Brief History of Kiwanis International
"We Build" Kiwanis was founded in Detroit, Michigan on Jan. 21, 1915. On Nov. 1916, the first Canadian Club was organized in Hamilton, Ontario. The same year, the name "Kiwanis Club was adopted at a meeting in Cleveland, Ohio. The name Kiwanis is a coined word taken from the language of an American Indian tribe which lived in the area where Kiwanis was founded. The original phrase was "Nunc Keewanis." It means "self expression," or "to make oneself known." It was shortened and modified to become "Kiwanis. "Kiwanis grew simultaneously in the U.S. and Canada for almost half a century before the decision was made in 1961 to expand into other nations of the world. Clubs were formed in 1962 in Mexico and the Bahamas. Since then, Kiwanis has extended into the continents of Africa, Asia, Australia, Europe, South America, and lands between. Additional nations continue to join the Kiwanis International family as clubs are organized each year on a worldwide basis.
Kiwanis is a worldwide service organization appealing to those who have the desire to become personally involved in making their communities better places in which to live. As a group, we achieve what individuals cannot do alone. Working together, Kiwanians voluntarily share the challenge of the community improvement and leadership assuming personal responsibility for humanitarian and civic projects that public authorities are not prepared to or able to perform. These projects are predominantly local in nature. They include such activities as assistance to youth and the aging, conservation of natural resources, development of community facilities and creation of international understanding and goodwill. Whatever their goals may be, Kiwanians are motivated by a common desire to serve, and to achieve an appreciation of good fellowship.
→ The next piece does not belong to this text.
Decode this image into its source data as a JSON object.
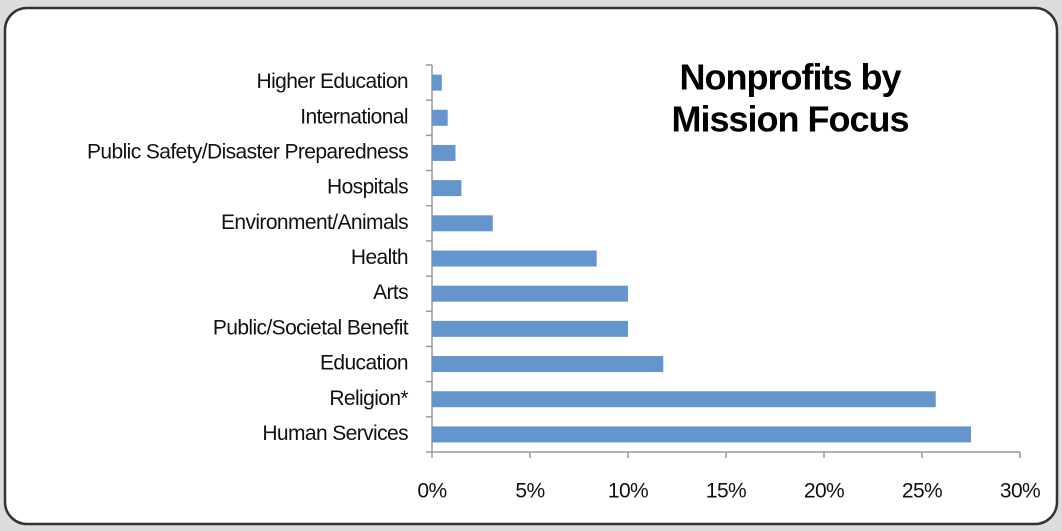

The heart of Kiwanis is the club itself. Each club is composed of people in a wide variety of occupations, representing the active forces of the community. Each Kiwanis Club has officers and directors as prescribed by the bylaws of the club. These officers and directors compromise the Board of Directors, the administration body of the club. Clubs perform their community service work and their internal administration through standing committees. Each member is assigned to one or more of these, depending upon his particular desires and aptitudes. All Kiwanis clubs are organized according to a standard basic plan. Each club has great freedom in developing its own service projects, fund raising activities, meeting procedures, customs, and character. Each club, through its own imagination and growth, lends flavor and excitement to the entire Kiwanis to its own nation and aptitudes.